Воскресенье, 20:46, Краун-Хайтс, Бруклин
Итак, что он хотел, то и получил. Ему было мучительно интересно узнать, почему погибают все эти люди. И теперь ему предложили убедительное объяснение — они погибают из-за того, что вольно или невольно оказались частью фантастической, бредовой, квазитеологической легенды.
Осознание этого поразило Уилла до глубины души, С каким зверством, с какой почти бесчеловечной жестокостью были убиты эти люди — особенно Говард Макрей, — и все во имя сумасшедшей идеи, которая привела бы в восторг любого профессора психиатрической клиники для буйнопомешанных.
Неужели кто-то действительно верил в весь этот бред? Неужели кто-то был абсолютно убежден в том, что именно тридцать шесть человек держат в своих руках судьбы всего мира?
Уилл получил образование в Оксфорде, где его научили здоровому скептицизму. Но чтобы высмеять теорию о цадиках, вовсе не нужно быть скептиком. Достаточно просто считать себя нормальным, разумным человеком, который живет в нормальном, разумном мире конца двадцатого столетия.
И все-таки факты говорили о том, что такие «верующие» существуют. И вера их была настолько сильна, что послала на поиски тех самых праведников и заставила убивать. И какая разница, сумасшедшие это люди или здравомыслящие, если дела их говорят сами за себя — Макрей убит, Бакстер убит, Самак убит, Кертис убит.
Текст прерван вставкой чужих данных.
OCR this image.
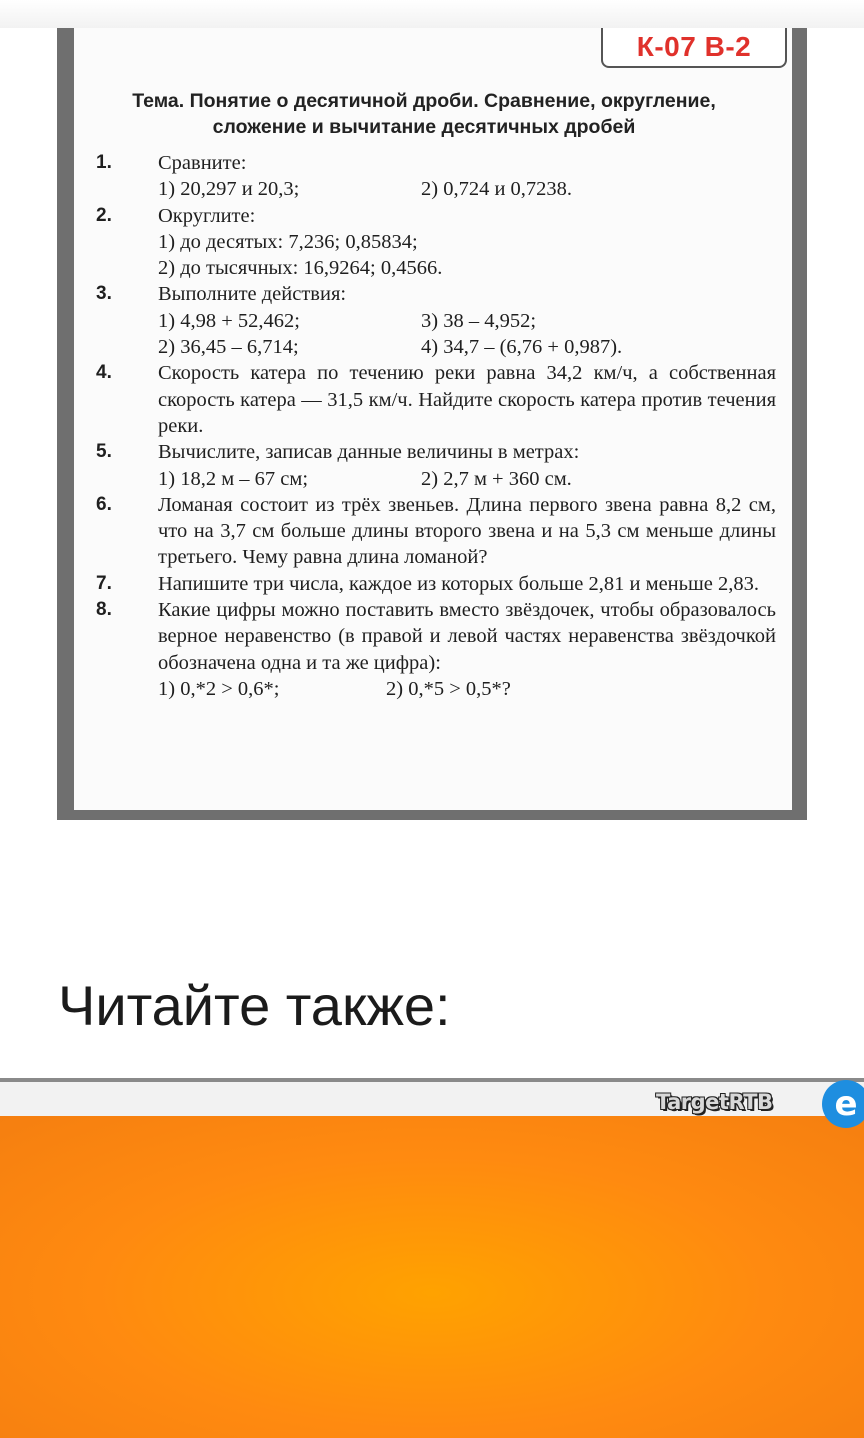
К-07 В-2
Тема. Понятие о десятичной дроби. Сравнение, округление,
сложение и вычитание десятичных дробей
1. Сравните:
1) 20,297 и 20,3;	2) 0,724 и 0,7238.
2. Округлите:
1) до десятых: 7,236; 0,85834;
2) до тысячных: 16,9264; 0,4566.
3. Выполните действия:
1) 4,98 + 52,462;	3) 38 – 4,952;
2) 36,45 – 6,714;	4) 34,7 – (6,76 + 0,987).
4. Скорость катера по течению реки равна 34,2 км/ч, а собственная скорость катера — 31,5 км/ч. Найдите скорость катера против течения реки.
5. Вычислите, записав данные величины в метрах:
1) 18,2 м – 67 см;	2) 2,7 м + 360 см.
6. Ломаная состоит из трёх звеньев. Длина первого звена равна 8,2 см, что на 3,7 см больше длины второго звена и на 5,3 см меньше длины третьего. Чему равна длина ломаной?
7. Напишите три числа, каждое из которых больше 2,81 и меньше 2,83.
8. Какие цифры можно поставить вместо звёздочек, чтобы образовалось верное неравенство (в правой и левой частях неравенства звёздочкой обозначена одна и та же цифра):
1) 0,*2 > 0,6*;	2) 0,*5 > 0,5*?
Читайте также:
TargetRTB	e
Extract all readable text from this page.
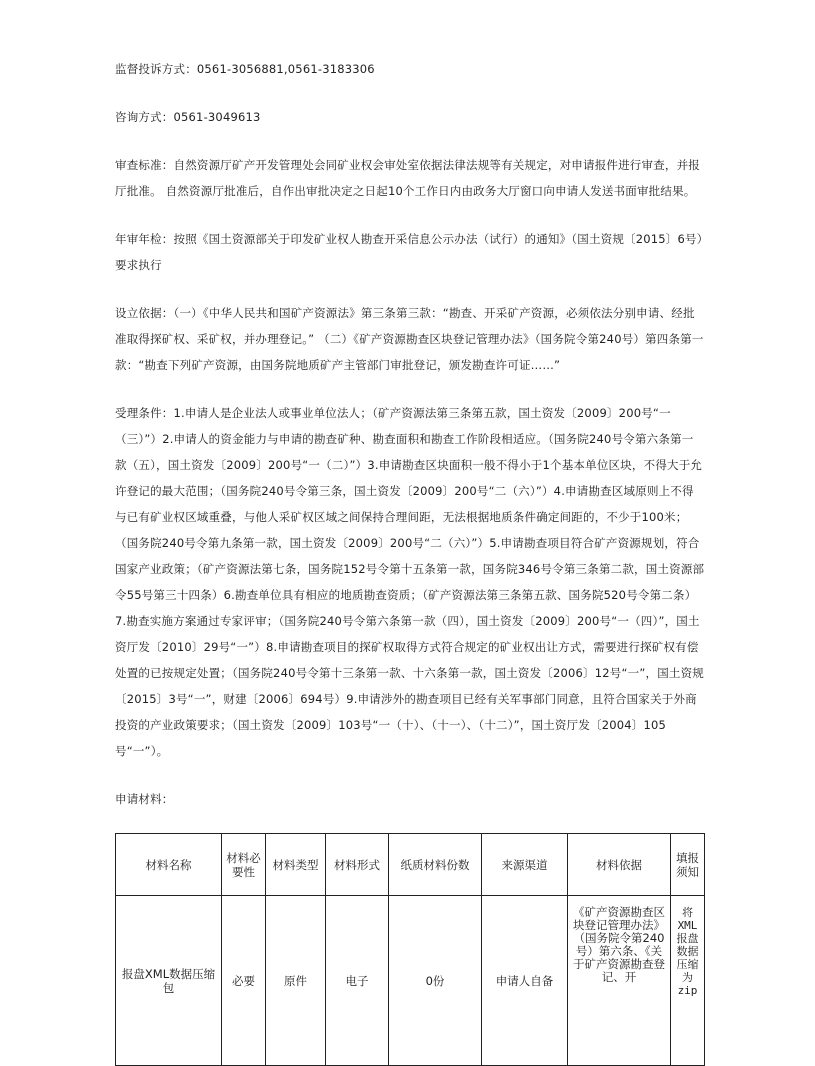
监督投诉方式：0561-3056881,0561-3183306

咨询方式：0561-3049613

审查标准：自然资源厅矿产开发管理处会同矿业权会审处室依据法律法规等有关规定，对申请报件进行审查，并报厅批准。 自然资源厅批准后，自作出审批决定之日起10个工作日内由政务大厅窗口向申请人发送书面审批结果。

年审年检：按照《国土资源部关于印发矿业权人勘查开采信息公示办法（试行）的通知》（国土资规〔2015〕6号）要求执行

设立依据：（一）《中华人民共和国矿产资源法》第三条第三款：“勘查、开采矿产资源，必须依法分别申请、经批准取得探矿权、采矿权，并办理登记。” （二）《矿产资源勘查区块登记管理办法》（国务院令第240号）第四条第一款：“勘查下列矿产资源，由国务院地质矿产主管部门审批登记，颁发勘查许可证……”

受理条件：1.申请人是企业法人或事业单位法人；（矿产资源法第三条第五款，国土资发〔2009〕200号“一（三）”）2.申请人的资金能力与申请的勘查矿种、勘查面积和勘查工作阶段相适应。（国务院240号令第六条第一款（五），国土资发〔2009〕200号“一（二）”）3.申请勘查区块面积一般不得小于1个基本单位区块，不得大于允许登记的最大范围；（国务院240号令第三条，国土资发〔2009〕200号“二（六）”）4.申请勘查区域原则上不得与已有矿业权区域重叠，与他人采矿权区域之间保持合理间距，无法根据地质条件确定间距的，不少于100米；（国务院240号令第九条第一款，国土资发〔2009〕200号“二（六）”）5.申请勘查项目符合矿产资源规划，符合国家产业政策；（矿产资源法第七条，国务院152号令第十五条第一款，国务院346号令第三条第二款，国土资源部令55号第三十四条）6.勘查单位具有相应的地质勘查资质；（矿产资源法第三条第五款、国务院520号令第二条）7.勘查实施方案通过专家评审；（国务院240号令第六条第一款（四），国土资发〔2009〕200号“一（四）”，国土资厅发〔2010〕29号“一”）8.申请勘查项目的探矿权取得方式符合规定的矿业权出让方式，需要进行探矿权有偿处置的已按规定处置；（国务院240号令第十三条第一款、十六条第一款，国土资发〔2006〕12号“一”，国土资规〔2015〕3号“一”，财建〔2006〕694号）9.申请涉外的勘查项目已经有关军事部门同意，且符合国家关于外商投资的产业政策要求；（国土资发〔2009〕103号“一（十）、（十一）、（十二）”，国土资厅发〔2004〕105号“一”）。

申请材料：

材料名称	材料必要性	材料类型	材料形式	纸质材料份数	来源渠道	材料依据	填报须知
报盘XML数据压缩包	必要	原件	电子	0份	申请人自备	《矿产资源勘查区块登记管理办法》（国务院令第240号）第六条、《关于矿产资源勘查登记、开	将XML报盘数据压缩为zip
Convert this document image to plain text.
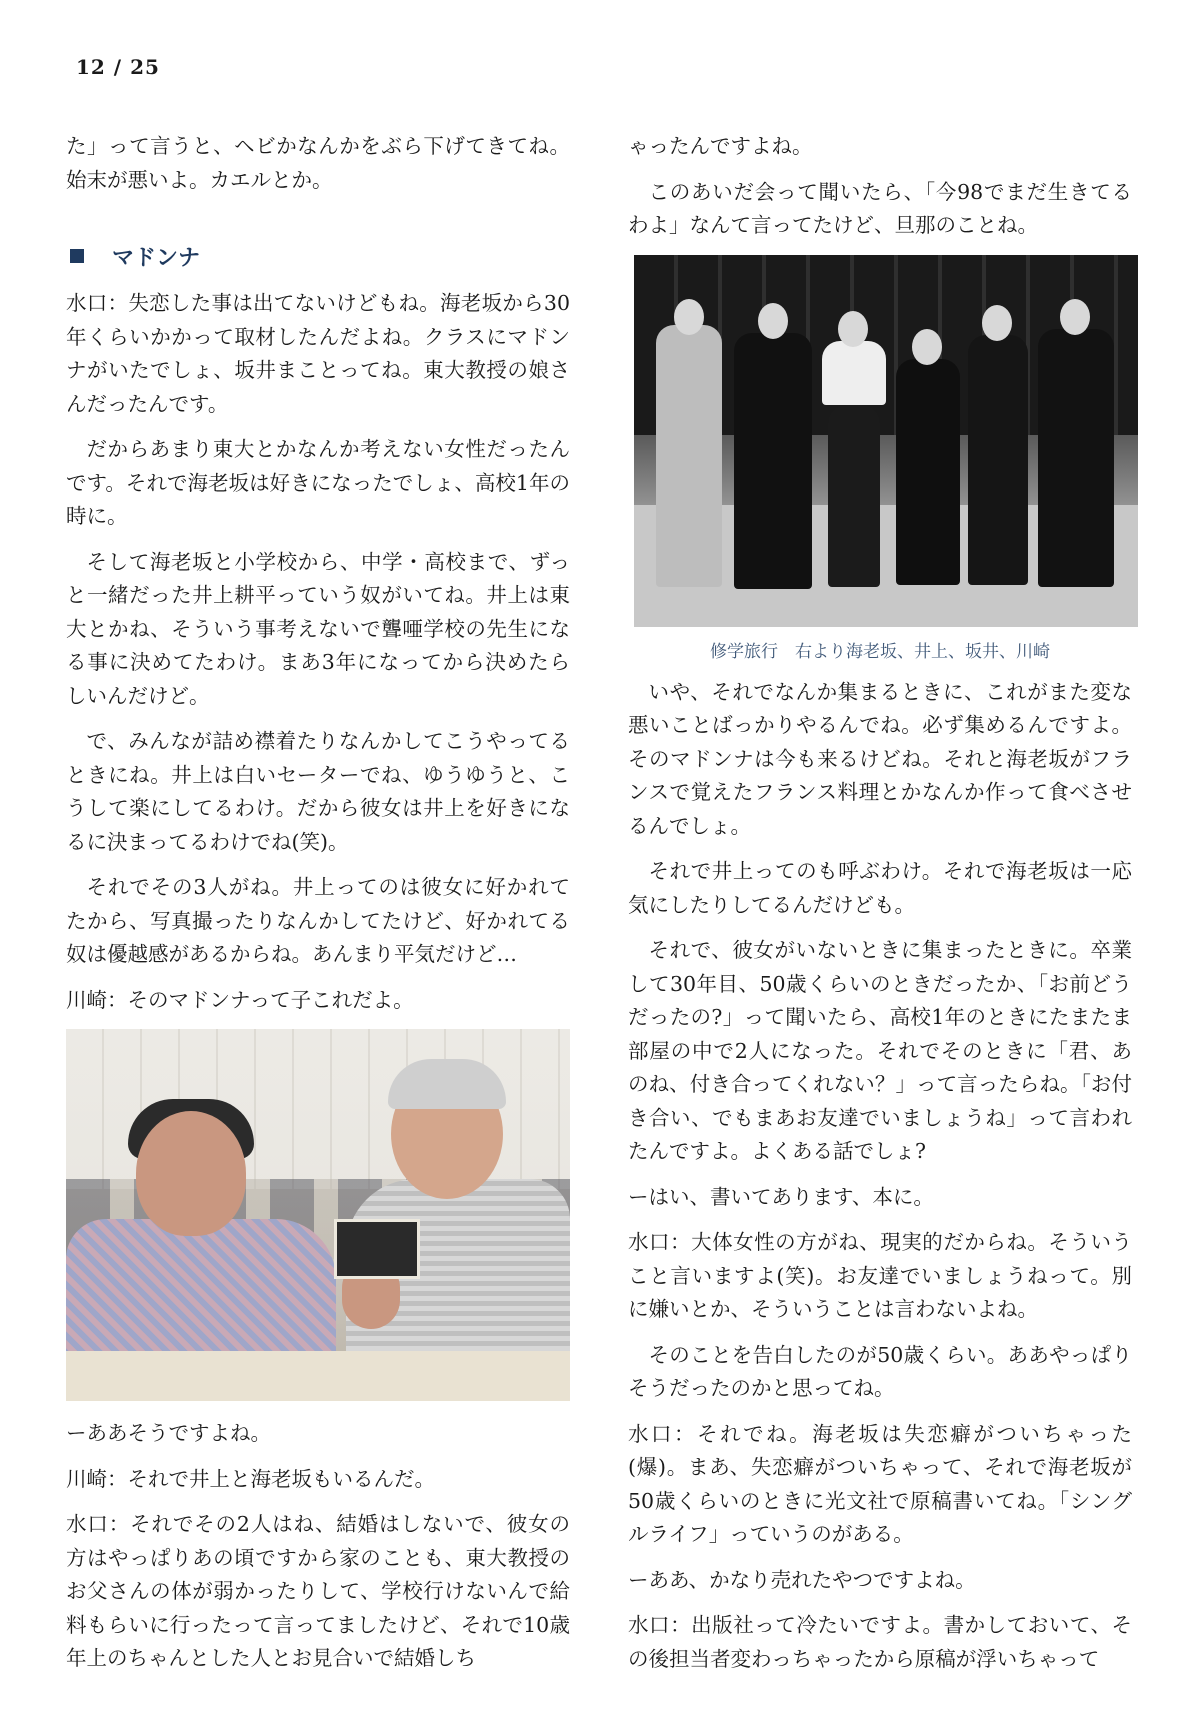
12 / 25

た」って言うと、ヘビかなんかをぶら下げてきてね。始末が悪いよ。カエルとか。

マドンナ

水口：失恋した事は出てないけどもね。海老坂から30年くらいかかって取材したんだよね。クラスにマドンナがいたでしょ、坂井まことってね。東大教授の娘さんだったんです。

だからあまり東大とかなんか考えない女性だったんです。それで海老坂は好きになったでしょ、高校1年の時に。

そして海老坂と小学校から、中学・高校まで、ずっと一緒だった井上耕平っていう奴がいてね。井上は東大とかね、そういう事考えないで聾唖学校の先生になる事に決めてたわけ。まあ3年になってから決めたらしいんだけど。

で、みんなが詰め襟着たりなんかしてこうやってるときにね。井上は白いセーターでね、ゆうゆうと、こうして楽にしてるわけ。だから彼女は井上を好きになるに決まってるわけでね(笑)。

それでその3人がね。井上ってのは彼女に好かれてたから、写真撮ったりなんかしてたけど、好かれてる奴は優越感があるからね。あんまり平気だけど…

川崎：そのマドンナって子これだよ。

ーああそうですよね。

川崎：それで井上と海老坂もいるんだ。

水口：それでその2人はね、結婚はしないで、彼女の方はやっぱりあの頃ですから家のことも、東大教授のお父さんの体が弱かったりして、学校行けないんで給料もらいに行ったって言ってましたけど、それで10歳年上のちゃんとした人とお見合いで結婚しち

ゃったんですよね。

このあいだ会って聞いたら、「今98でまだ生きてるわよ」なんて言ってたけど、旦那のことね。

修学旅行　右より海老坂、井上、坂井、川崎

いや、それでなんか集まるときに、これがまた変な悪いことばっかりやるんでね。必ず集めるんですよ。そのマドンナは今も来るけどね。それと海老坂がフランスで覚えたフランス料理とかなんか作って食べさせるんでしょ。

それで井上ってのも呼ぶわけ。それで海老坂は一応気にしたりしてるんだけども。

それで、彼女がいないときに集まったときに。卒業して30年目、50歳くらいのときだったか、「お前どうだったの?」って聞いたら、高校1年のときにたまたま部屋の中で2人になった。それでそのときに「君、あのね、付き合ってくれない？」って言ったらね。「お付き合い、でもまあお友達でいましょうね」って言われたんですよ。よくある話でしょ?

ーはい、書いてあります、本に。

水口：大体女性の方がね、現実的だからね。そういうこと言いますよ(笑)。お友達でいましょうねって。別に嫌いとか、そういうことは言わないよね。

そのことを告白したのが50歳くらい。ああやっぱりそうだったのかと思ってね。

水口：それでね。海老坂は失恋癖がついちゃった(爆)。まあ、失恋癖がついちゃって、それで海老坂が50歳くらいのときに光文社で原稿書いてね。「シングルライフ」っていうのがある。

ーああ、かなり売れたやつですよね。

水口：出版社って冷たいですよ。書かしておいて、その後担当者変わっちゃったから原稿が浮いちゃって
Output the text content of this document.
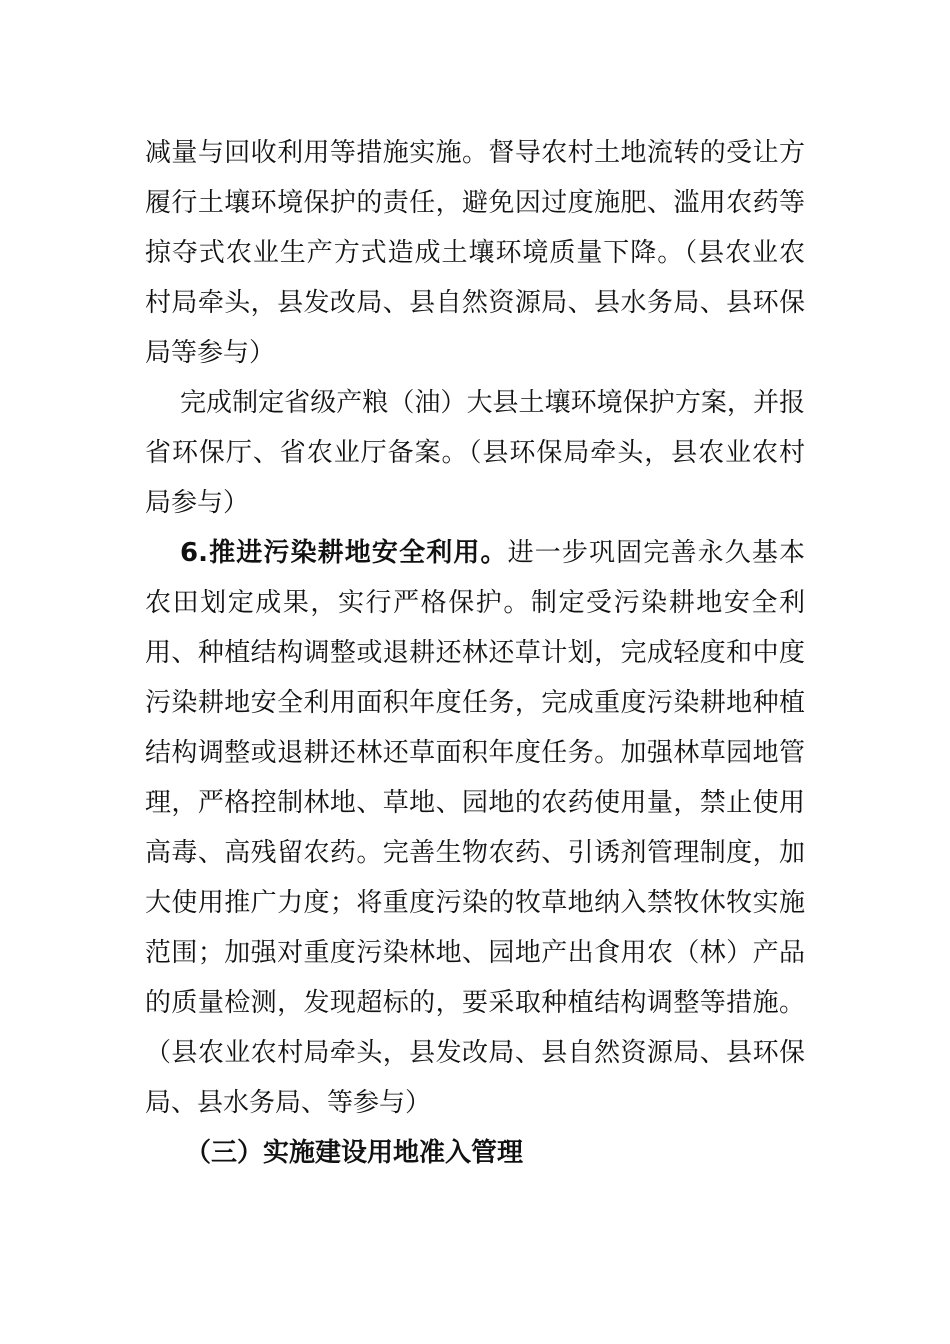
减量与回收利用等措施实施。督导农村土地流转的受让方履行土壤环境保护的责任，避免因过度施肥、滥用农药等掠夺式农业生产方式造成土壤环境质量下降。（县农业农村局牵头，县发改局、县自然资源局、县水务局、县环保局等参与）

完成制定省级产粮（油）大县土壤环境保护方案，并报省环保厅、省农业厅备案。（县环保局牵头，县农业农村局参与）

6.推进污染耕地安全利用。进一步巩固完善永久基本农田划定成果，实行严格保护。制定受污染耕地安全利用、种植结构调整或退耕还林还草计划，完成轻度和中度污染耕地安全利用面积年度任务，完成重度污染耕地种植结构调整或退耕还林还草面积年度任务。加强林草园地管理，严格控制林地、草地、园地的农药使用量，禁止使用高毒、高残留农药。完善生物农药、引诱剂管理制度，加大使用推广力度；将重度污染的牧草地纳入禁牧休牧实施范围；加强对重度污染林地、园地产出食用农（林）产品的质量检测，发现超标的，要采取种植结构调整等措施。（县农业农村局牵头，县发改局、县自然资源局、县环保局、县水务局、等参与）

（三）实施建设用地准入管理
И все же… Вот этот седобородый старик, до потолка обложившийся учеными книгами… Тиша с ее неподдельным уважением к этому старику… Они-то не сумасшедшие. И при этом исповедуют религию, которая существовала еще со времен Содома и дожила до сегодняшних дней. Предания о тридцатишести цадиках передавались у иудеев из поколения в поколение, через века и страны. Иудеи верили этим преданиям и когда жили в Вавилоне, и когда жили в Европе… Даже перебравшись в Нью-Йорк, они не перестали в это верить. И кто — иудеи! Из многочисленных разговоров с Тишей и из книг Уилл отлично знал, что иудаизм — весьма прагматичная религия. Иудеи не верят в дождь из лягушек и в безногих калек, которые отбрасывают костыли и пускаются в пляс. Но раз предание о тридцати шести является частью их религии, значит, в этом что-то есть…
Макрей, Бакстер, Самак и Кертис идеально подходили под описание, которое дал истинным праведникам рабби Мандельбаум. Все четверо совершили деяния, исполненные высшего благородства. Никто из них не афишировал свою деятельность, а как минимум Бакстер и Кертис тщательно скрывали. Они не искали себе земной славы, как и гласила легенда. При этом Макрей, Бакстер, да и Кертис обзавелись, мягко говоря, не самой лучшей репутацией. Сутенер, боевик и продажный политик — куда уж хуже!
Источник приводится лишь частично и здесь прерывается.